Pencopotan ini dilakukan sebagai bentuk evaluasi dan tanggung jawab institusi atas kegagalan jajaran tingkat Polsek dalam menjaga kondusivitas wilayah. Kapolda menilai jajaran tersebut belum mampu merespons dinamika sosial secara optimal sehingga situasi menjadi tidak terkendali.
"Ini adalah bentuk evaluasi dan tanggung jawab kami. Kami melihat ada hal-hal yang tidak berjalan sebagaimana mestinya dalam menjaga kamtibmas di Panipahan.
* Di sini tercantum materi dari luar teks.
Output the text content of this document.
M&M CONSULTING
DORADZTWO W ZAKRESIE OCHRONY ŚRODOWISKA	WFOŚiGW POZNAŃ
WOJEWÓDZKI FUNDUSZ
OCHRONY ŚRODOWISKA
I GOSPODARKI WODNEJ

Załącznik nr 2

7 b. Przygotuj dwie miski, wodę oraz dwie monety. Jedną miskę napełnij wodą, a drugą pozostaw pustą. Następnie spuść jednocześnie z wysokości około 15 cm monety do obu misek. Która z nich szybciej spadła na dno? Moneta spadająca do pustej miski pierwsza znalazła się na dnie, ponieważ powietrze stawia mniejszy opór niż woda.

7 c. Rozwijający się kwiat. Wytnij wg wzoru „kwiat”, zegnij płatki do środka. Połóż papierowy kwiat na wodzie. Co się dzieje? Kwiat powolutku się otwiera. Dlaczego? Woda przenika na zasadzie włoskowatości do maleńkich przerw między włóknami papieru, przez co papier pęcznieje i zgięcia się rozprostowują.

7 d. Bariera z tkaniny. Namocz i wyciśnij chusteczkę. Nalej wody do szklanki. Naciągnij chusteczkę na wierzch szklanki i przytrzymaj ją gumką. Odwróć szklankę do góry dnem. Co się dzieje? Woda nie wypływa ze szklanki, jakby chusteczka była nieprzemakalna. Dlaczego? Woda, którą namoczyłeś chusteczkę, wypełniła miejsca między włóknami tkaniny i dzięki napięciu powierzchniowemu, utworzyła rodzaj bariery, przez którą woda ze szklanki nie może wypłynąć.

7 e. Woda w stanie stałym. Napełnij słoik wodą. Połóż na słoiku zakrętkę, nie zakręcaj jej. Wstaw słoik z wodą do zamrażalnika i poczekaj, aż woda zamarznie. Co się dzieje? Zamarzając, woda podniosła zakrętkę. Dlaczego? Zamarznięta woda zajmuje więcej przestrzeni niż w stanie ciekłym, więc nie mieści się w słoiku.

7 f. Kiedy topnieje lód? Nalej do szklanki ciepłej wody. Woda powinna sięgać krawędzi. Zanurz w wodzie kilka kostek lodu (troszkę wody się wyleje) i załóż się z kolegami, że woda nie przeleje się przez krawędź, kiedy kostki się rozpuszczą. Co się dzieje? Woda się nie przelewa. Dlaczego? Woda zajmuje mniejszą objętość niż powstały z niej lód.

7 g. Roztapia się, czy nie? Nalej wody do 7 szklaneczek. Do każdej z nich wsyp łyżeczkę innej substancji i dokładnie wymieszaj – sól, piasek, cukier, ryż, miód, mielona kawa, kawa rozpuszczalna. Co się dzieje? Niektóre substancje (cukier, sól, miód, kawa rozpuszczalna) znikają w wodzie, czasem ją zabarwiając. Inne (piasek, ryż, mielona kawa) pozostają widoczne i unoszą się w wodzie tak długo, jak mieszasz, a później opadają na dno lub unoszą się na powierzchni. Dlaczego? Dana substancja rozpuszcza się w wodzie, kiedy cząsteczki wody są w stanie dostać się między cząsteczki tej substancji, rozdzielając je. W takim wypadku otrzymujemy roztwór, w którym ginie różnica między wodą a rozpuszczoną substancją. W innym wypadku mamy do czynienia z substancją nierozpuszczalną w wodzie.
Karena itu, kami mengambil langkah tegas," ujar Irjen Herry, Minggu 12 April 2026
Irjen Herry menekankan, setiap pimpinan wilayah bertanggung jawab penuh atas stabilitas keamanan di daerahnya. Ia menuntut para perwira di lapangan untuk memiliki kepekaan tinggi dalam membaca situasi di tengah masyarakat.
"Seorang pimpinan harus hadir, peka, dan mampu membaca situasi. Ketika itu tidak berjalan dengan baik, maka langkah korektif harus diambil," tegasnya.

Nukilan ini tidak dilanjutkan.